IOTC takes action in Indonesia

Indian Ocean fisherman The IOTC agreed to phase out the use of large-scale driftnets in the waters of member states

Several proposals aimed at enhancing management of tuna fisheries in the Indian Ocean have been adopted at the 21st annual Session of the Indian Ocean Tuna Commission (IOTC).

Decision-makers had been considering 16 proposals during week-long negotiations in Yogyakarta, Indonesia in May.

Discussion topics included the allocation of fishing opportunities, with the developing coastal states taking a leading role.

Adam Baske, International Pole and Line Foundation’s (IPNLF) director of policy & outreach, said: Their growing awareness of the threats facing Indian Ocean tuna fisheries and their willingness to work together to safeguard the resources is a very positive sign for the fisheries as well as for the highly vulnerable coastal communities.”

An agreement on a harvest strategy work plan was made in a nod to pressure from NGOs, governments, and companies across the supply chain to implement pre-agreed management procedures for the primary tuna fisheries.

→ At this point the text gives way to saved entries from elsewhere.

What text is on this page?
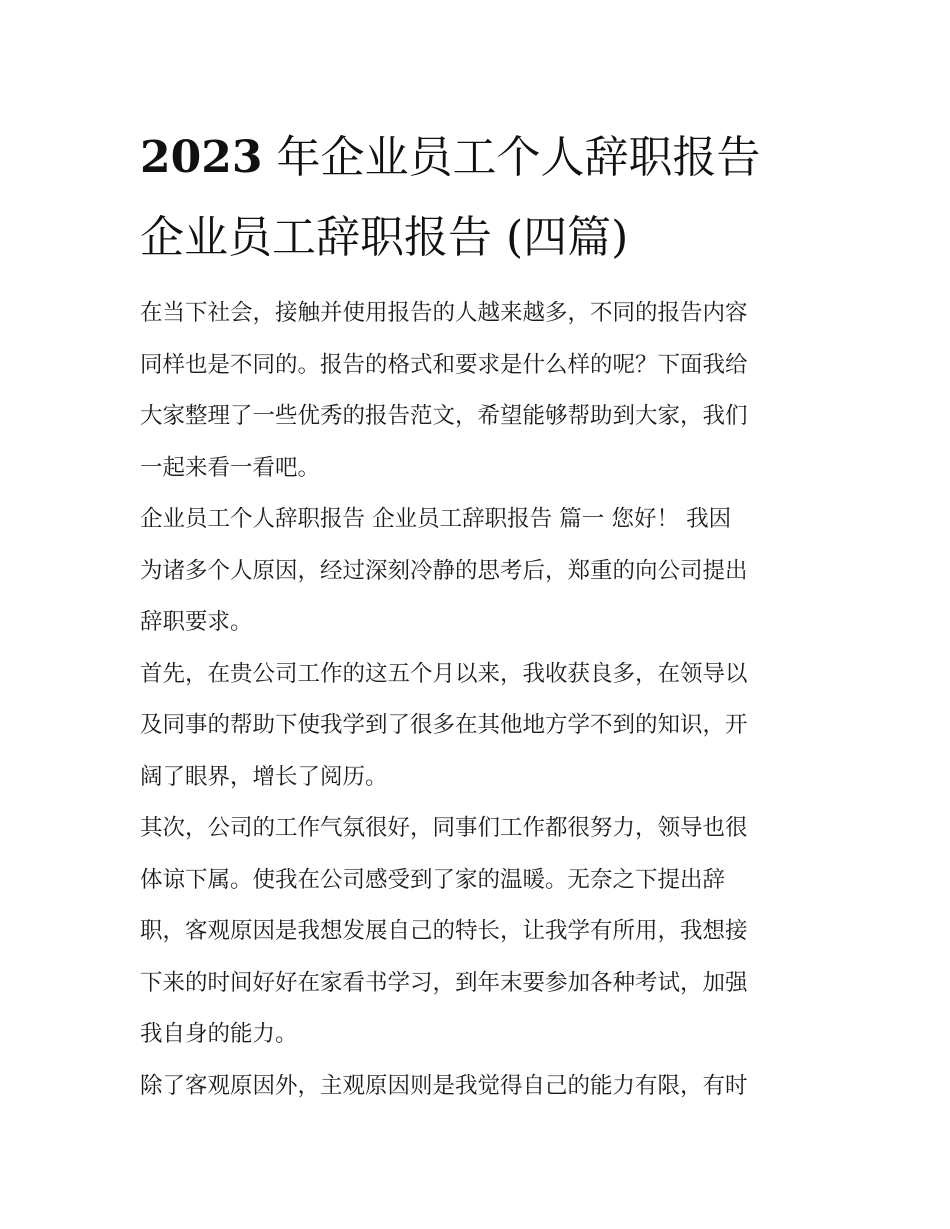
2023 年企业员工个人辞职报告
企业员工辞职报告 (四篇)

在当下社会，接触并使用报告的人越来越多，不同的报告内容
同样也是不同的。报告的格式和要求是什么样的呢？下面我给
大家整理了一些优秀的报告范文，希望能够帮助到大家，我们
一起来看一看吧。

企业员工个人辞职报告 企业员工辞职报告 篇一 您好！ 我因
为诸多个人原因，经过深刻冷静的思考后，郑重的向公司提出
辞职要求。

首先，在贵公司工作的这五个月以来，我收获良多，在领导以
及同事的帮助下使我学到了很多在其他地方学不到的知识，开
阔了眼界，增长了阅历。

其次，公司的工作气氛很好，同事们工作都很努力，领导也很
体谅下属。使我在公司感受到了家的温暖。无奈之下提出辞
职，客观原因是我想发展自己的特长，让我学有所用，我想接
下来的时间好好在家看书学习，到年末要参加各种考试，加强
我自身的能力。

除了客观原因外，主观原因则是我觉得自己的能力有限，有时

Delegates also highlighted their concerns about the evidence of illegal, unreported and unregulated fishing activities in the Indian Ocean and pledged to take action to fight these activities. IOTC stated that this will help all of the IOTC members to investigate, fine and arrest fishing vessels operating illegally, including those linked to serious and organised crime.

The IOTC agreed to phase out the use of large-scale driftnets in the waters of member states to address the issue of bycatch. This follows ongoing violations of a 1991 UN ban on driftnets longer than 2.5 kilometres on the high seas.

In response to growing concerns about at risk ecosystems and tuna stocks, the IOTC agreed to freeze the current number of supply vessels, and to severely cut their numbers in the next few years. It also agreed to reduce the number of drifting fish aggregating devices (FADs) per vessel from 425 to 350. It added that these measures should help when it comes to rebuilding yellowfin stocks.